Je consulte les messages récents. Naomi a toujours été la plus responsable. Elle a écrit la semaine dernière. Elle comprendra que c’est pour la famille. Le jour même où papa a déclaré avoir des difficultés financières, un reçu du Pine Hills Golf Club atteste du renouvellement de son abonnement à 5 000 $. Je fais des captures d’écran et je transfère tous les messages à ma messagerie.
Demain, je m’en occuperai sérieusement. Mon téléphone vibre ce matin au bureau. Un message de Jessica, ma plus vieille amie qui travaille dans l’événementiel : « Appelle-moi au plus vite. Violet vient de nous contacter, prétendant gérer l’organisation de ton mariage. » Je lui transfère le tableau avant de l’appeler.
Son indignation confirme ce que je sais déjà : ce n’est pas un comportement familial normal. « Ils te manipulent », dit-elle sans détour. « C’est de l’abus financier. » Plus tard dans la soirée, la sœur de Robert, Emily, vient nous rendre visite. Contrairement à moi, elle a réussi à échapper à sa famille toxique il y a des années. « Le problème ne se limite pas à Violet », explique Emily alors que nous sommes assises à la table de la cuisine.
Ta mère rend tout possible. Remarque le schéma : Violette crée la crise. Ta mère propose la solution qui exige ton sacrifice. Mme Sullivan, ma voisine âgée qui prend parfois un café avec nous, acquiesce. Elle est arrivée dix minutes après Emily. « J’observe cette dynamique depuis des années, ma chère. Ta sœur prend, ta mère facilite, ton père impose, et tu t’adaptes », dit-elle.

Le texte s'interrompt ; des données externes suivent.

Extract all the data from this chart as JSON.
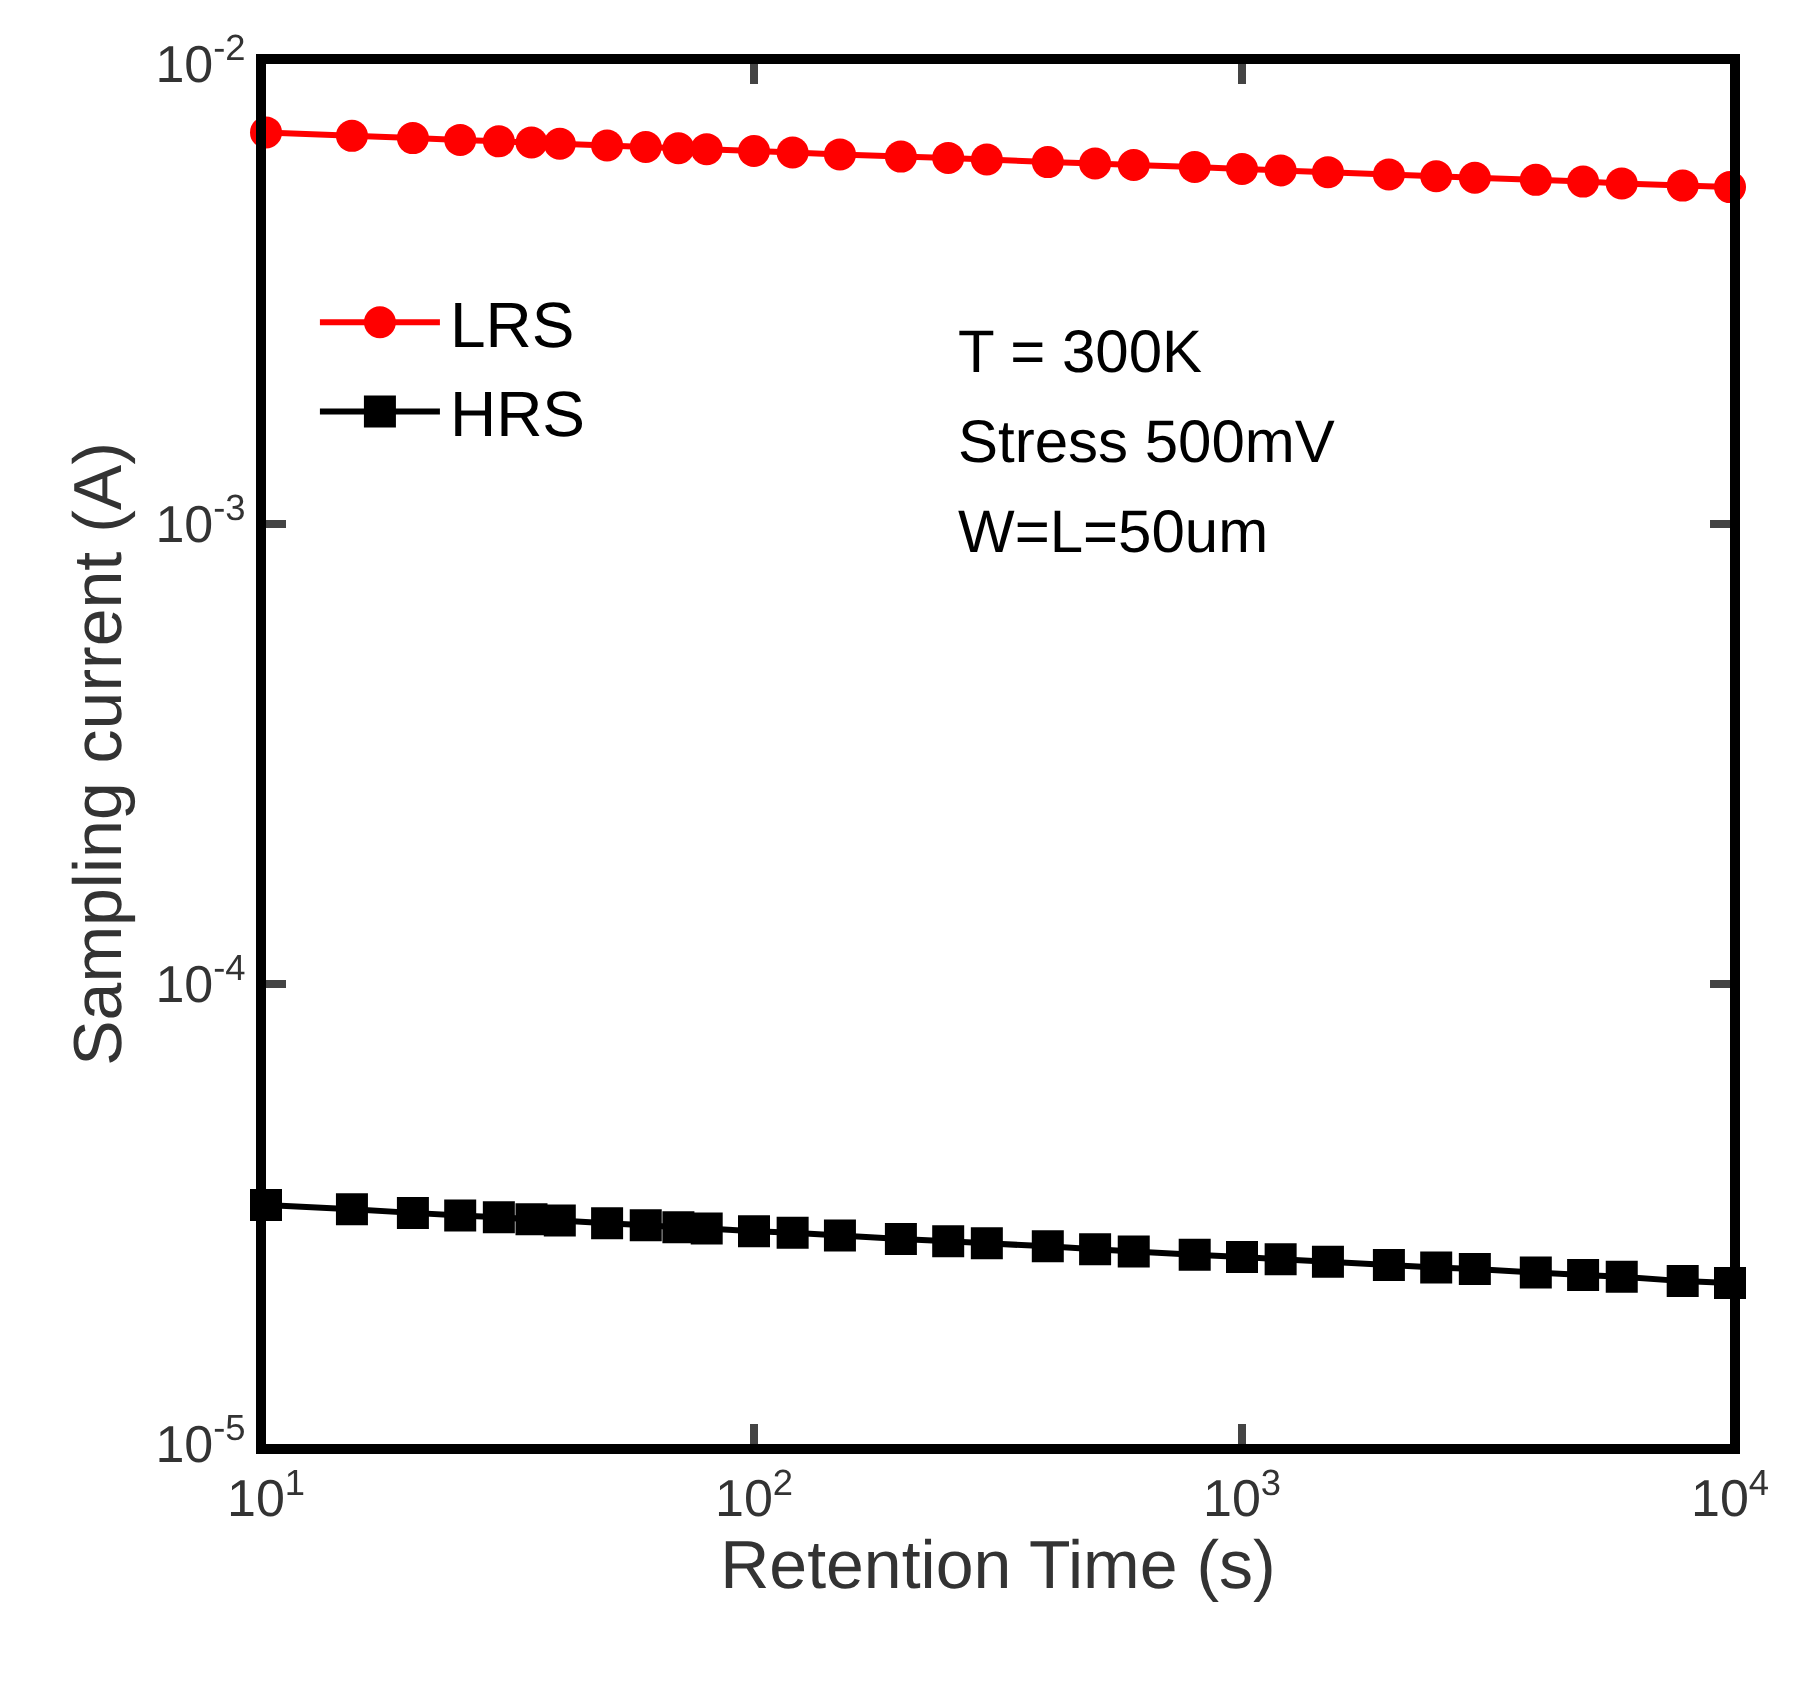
{
  "chart_data": {
    "type": "line",
    "xlabel": "Retention Time (s)",
    "ylabel": "Sampling current (A)",
    "log": "xy",
    "xlim": [
      10,
      10000
    ],
    "xticks": [
      {
        "value": 10,
        "label": "10$^{1}$"
      },
      {
        "value": 100,
        "label": "10$^{2}$"
      },
      {
        "value": 1000,
        "label": "10$^{3}$"
      },
      {
        "value": 10000,
        "label": "10$^{4}$"
      }
    ],
    "ylim": [
      1e-05,
      0.01
    ],
    "yticks": [
      {
        "value": 1e-05,
        "label": "10$^{-5}$"
      },
      {
        "value": 0.0001,
        "label": "10$^{-4}$"
      },
      {
        "value": 0.001,
        "label": "10$^{-3}$"
      },
      {
        "value": 0.01,
        "label": "10$^{-2}$"
      }
    ],
    "x": [
      10,
      15,
      20,
      25,
      30,
      35,
      40,
      50,
      60,
      70,
      80,
      100,
      120,
      150,
      200,
      250,
      300,
      400,
      500,
      600,
      800,
      1000,
      1200,
      1500,
      2000,
      2500,
      3000,
      4000,
      5000,
      6000,
      8000,
      10000
    ],
    "series": [
      {
        "name": "LRS",
        "color": "#ff0000",
        "marker": "circle",
        "values": [
          0.0071,
          0.00698,
          0.0069,
          0.00684,
          0.00679,
          0.00675,
          0.00671,
          0.00665,
          0.0066,
          0.00656,
          0.00653,
          0.00647,
          0.00642,
          0.00636,
          0.00629,
          0.00625,
          0.0062,
          0.00612,
          0.00608,
          0.00603,
          0.00597,
          0.00591,
          0.00587,
          0.00582,
          0.00575,
          0.0057,
          0.00566,
          0.0056,
          0.00555,
          0.0055,
          0.00544,
          0.0054
        ]
      },
      {
        "name": "HRS",
        "color": "#000000",
        "marker": "square",
        "values": [
          3.31e-05,
          3.24e-05,
          3.18e-05,
          3.14e-05,
          3.11e-05,
          3.08e-05,
          3.06e-05,
          3.02e-05,
          2.99e-05,
          2.96e-05,
          2.94e-05,
          2.9e-05,
          2.88e-05,
          2.84e-05,
          2.79e-05,
          2.76e-05,
          2.73e-05,
          2.69e-05,
          2.65e-05,
          2.62e-05,
          2.58e-05,
          2.55e-05,
          2.52e-05,
          2.49e-05,
          2.45e-05,
          2.42e-05,
          2.4e-05,
          2.36e-05,
          2.33e-05,
          2.31e-05,
          2.26e-05,
          2.24e-05
        ]
      }
    ],
    "legend": "left",
    "grid": false,
    "annotations": [
      "T = 300K",
      "Stress 500mV",
      "W=L=50um"
    ]
  }
}
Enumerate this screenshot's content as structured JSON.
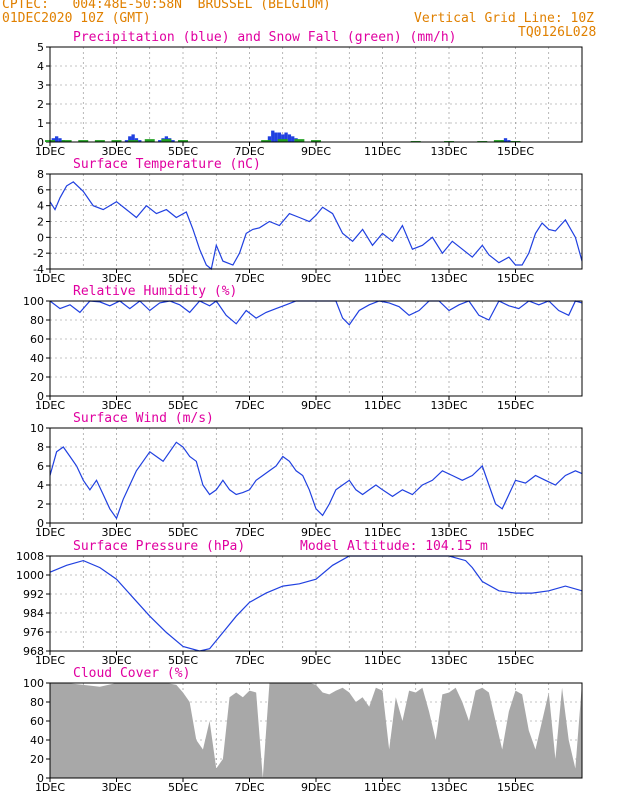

Plus maintenant, dis-je, mais ma voix tremble. Les menaces commencent le lendemain. Violet appelle pour un événement de réseautage dans son entreprise. « Tu te souviens comment je t’ai aidée à obtenir ce poste en marketing ? » Sa voix est d’une douceur exquise. « Les liens familiaux sont si importants. D’ailleurs, as-tu déjà choisi une salle ? » Papa évoque l’apport initial pour la maison qu’ils pourraient financer si le mariage se déroule sans accroc. Maman fait allusion, l’air de rien, à l’infarctus de grand-mère en parlant du stress lié aux préparatifs.
Tu sais, les problèmes cardiaques sont héréditaires dans notre famille. Elle soupire. J’ai déjà parlé de notre fête commune aux tantes. Elles sont ravies. Ce soir-là, je fais mon premier pas stratégique. Il faudra que je signe le contrat de location de la salle. Je leur annonce pendant le dîner, la voix plus assurée que je ne le suis vraiment. Leurs regards échangés en disent long.